You will, by now, have heard of First World Problems – those worrisome irks that strike even the most highly privileged among us. Plights such as panini oil marking a Whistles coat; or cutting your lip on a sea salt and basil bagel crisp. Laughable problems, but problems nonetheless, I'm sure you'll agree.
However, none of them quite compare to the problems suffered by little people, forced, everyday, to live in a world designed for big people. When your whole life has been designed for the same person, only two feet taller, things get difficult fast.
Getting Into Bed
Yes, your ordinary double turns into a plush world of wonder when you're four foot nothing, but getting onboard? A trial. It's alright at home, when you can be equipped with a step-ladder or a boost from a willing partner, but what about in a lush hotel situation? Better call the desk for a mini-trampoline, fast.
Going to An Amusement Park
You know those height charts they have for children, denying the smaller sorts the chance to ride on the more dangerous of the attractions? It's funny when it's making a child cry, but when it's making a middle-aged woman cock a hip and pout it's just plain mean.
Playing Mini Golf
Actually, given that they have a plentiful array of golf clubs for children, this one is surmountable.
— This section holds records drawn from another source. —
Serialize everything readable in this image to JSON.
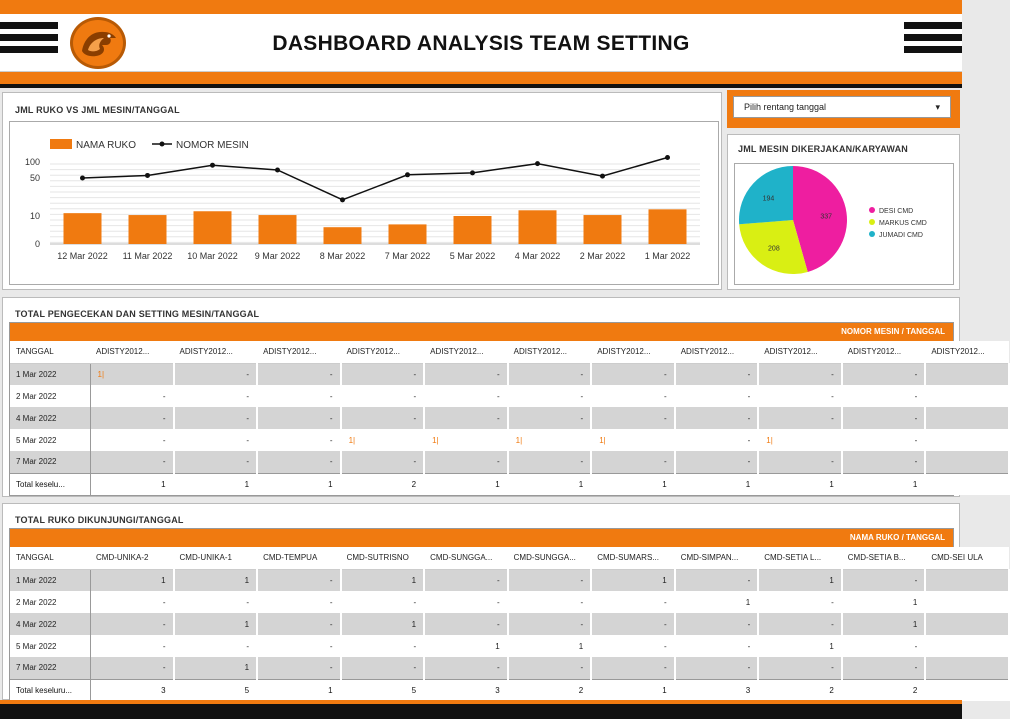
{
  "header": {
    "title": "DASHBOARD ANALYSIS TEAM SETTING"
  },
  "colors": {
    "accent": "#f07a10",
    "dark": "#111111",
    "pink": "#ee1ea0",
    "lime": "#d9ef13",
    "teal": "#1fb2c9"
  },
  "combo": {
    "title": "JML RUKO VS JML MESIN/TANGGAL",
    "legend": {
      "bar": "NAMA RUKO",
      "line": "NOMOR MESIN"
    },
    "y_ticks": [
      "100",
      "50",
      "10",
      "0"
    ]
  },
  "date_picker": {
    "label": "Pilih rentang tanggal",
    "arrow": "▾"
  },
  "pie": {
    "title": "JML MESIN DIKERJAKAN/KARYAWAN",
    "slice_labels": [
      "337",
      "208",
      "194"
    ],
    "legend": [
      "DESI CMD",
      "MARKUS CMD",
      "JUMADI CMD"
    ]
  },
  "chart_data": [
    {
      "type": "bar",
      "categories": [
        "12 Mar 2022",
        "11 Mar 2022",
        "10 Mar 2022",
        "9 Mar 2022",
        "8 Mar 2022",
        "7 Mar 2022",
        "5 Mar 2022",
        "4 Mar 2022",
        "2 Mar 2022",
        "1 Mar 2022"
      ],
      "series": [
        {
          "name": "NAMA RUKO",
          "type": "bar",
          "values": [
            13,
            11,
            15,
            11,
            6,
            7,
            10,
            16,
            11,
            17
          ]
        },
        {
          "name": "NOMOR MESIN",
          "type": "line",
          "values": [
            50,
            58,
            90,
            75,
            27,
            60,
            66,
            95,
            56,
            115
          ]
        }
      ],
      "title": "JML RUKO VS JML MESIN/TANGGAL",
      "y_ticks": [
        0,
        10,
        50,
        100
      ],
      "legend_position": "top-left",
      "grid": true
    },
    {
      "type": "pie",
      "labels": [
        "DESI CMD",
        "MARKUS CMD",
        "JUMADI CMD"
      ],
      "values": [
        337,
        208,
        194
      ],
      "title": "JML MESIN DIKERJAKAN/KARYAWAN",
      "legend_position": "right"
    }
  ],
  "table1": {
    "title": "TOTAL PENGECEKAN DAN SETTING MESIN/TANGGAL",
    "header_bar": "NOMOR MESIN / TANGGAL",
    "columns": [
      "TANGGAL",
      "ADISTY2012...",
      "ADISTY2012...",
      "ADISTY2012...",
      "ADISTY2012...",
      "ADISTY2012...",
      "ADISTY2012...",
      "ADISTY2012...",
      "ADISTY2012...",
      "ADISTY2012...",
      "ADISTY2012...",
      "ADISTY2012..."
    ],
    "rows": [
      [
        "1 Mar 2022",
        "1|",
        "-",
        "-",
        "-",
        "-",
        "-",
        "-",
        "-",
        "-",
        "-",
        ""
      ],
      [
        "2 Mar 2022",
        "-",
        "-",
        "-",
        "-",
        "-",
        "-",
        "-",
        "-",
        "-",
        "-",
        ""
      ],
      [
        "4 Mar 2022",
        "-",
        "-",
        "-",
        "-",
        "-",
        "-",
        "-",
        "-",
        "-",
        "-",
        ""
      ],
      [
        "5 Mar 2022",
        "-",
        "-",
        "-",
        "1|",
        "1|",
        "1|",
        "1|",
        "-",
        "1|",
        "-",
        ""
      ],
      [
        "7 Mar 2022",
        "-",
        "-",
        "-",
        "-",
        "-",
        "-",
        "-",
        "-",
        "-",
        "-",
        ""
      ],
      [
        "Total keselu...",
        "1",
        "1",
        "1",
        "2",
        "1",
        "1",
        "1",
        "1",
        "1",
        "1",
        ""
      ]
    ]
  },
  "table2": {
    "title": "TOTAL RUKO DIKUNJUNGI/TANGGAL",
    "header_bar": "NAMA RUKO / TANGGAL",
    "columns": [
      "TANGGAL",
      "CMD-UNIKA-2",
      "CMD-UNIKA-1",
      "CMD-TEMPUA",
      "CMD-SUTRISNO",
      "CMD-SUNGGA...",
      "CMD-SUNGGA...",
      "CMD-SUMARS...",
      "CMD-SIMPAN...",
      "CMD-SETIA L...",
      "CMD-SETIA B...",
      "CMD-SEI ULA"
    ],
    "rows": [
      [
        "1 Mar 2022",
        "1",
        "1",
        "-",
        "1",
        "-",
        "-",
        "1",
        "-",
        "1",
        "-",
        ""
      ],
      [
        "2 Mar 2022",
        "-",
        "-",
        "-",
        "-",
        "-",
        "-",
        "-",
        "1",
        "-",
        "1",
        ""
      ],
      [
        "4 Mar 2022",
        "-",
        "1",
        "-",
        "1",
        "-",
        "-",
        "-",
        "-",
        "-",
        "1",
        ""
      ],
      [
        "5 Mar 2022",
        "-",
        "-",
        "-",
        "-",
        "1",
        "1",
        "-",
        "-",
        "1",
        "-",
        ""
      ],
      [
        "7 Mar 2022",
        "-",
        "1",
        "-",
        "-",
        "-",
        "-",
        "-",
        "-",
        "-",
        "-",
        ""
      ],
      [
        "Total keseluru...",
        "3",
        "5",
        "1",
        "5",
        "3",
        "2",
        "1",
        "3",
        "2",
        "2",
        ""
      ]
    ]
  }
}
I just want to point out that at that point it's not really mini golf anymore. It's just golf.
Riding on a Boat
The ladies of Little Women are just as capable as the ordinary among us of sunning themselves fabulously on the deck of a yacht in a bikini – the trouble comes when there's swell and walking is required. The centre of gravity of a little person? Not where it needs to be when attempting to avoid a Christy-Overboard situation. Let's face it though, Christy is ALWAYS going overboard.
Buying Frozen Yoghurt
You know the kind of white deliciousness that dispenses from a tap? You have to be able to reach the tap.
When it's a dwarf-on-dwarf situation, the logistics are simple – but when it comes to a little woman having sex with a big man? There's simply not enough leg to wrap around, as Christy so nicely put it. So they're up in the air – straight up in the air. Can you picture it? Pretty sure she'll draw a diagram, if you ask.
Perhaps the most poignant Little World Problem happened when Terra was shopping for her unborn baby, and looking at car seats. Guys, she couldn't even lift the car seat. That baby better be born ready and aware and willing to carry its own stuff. And maybe drive the car.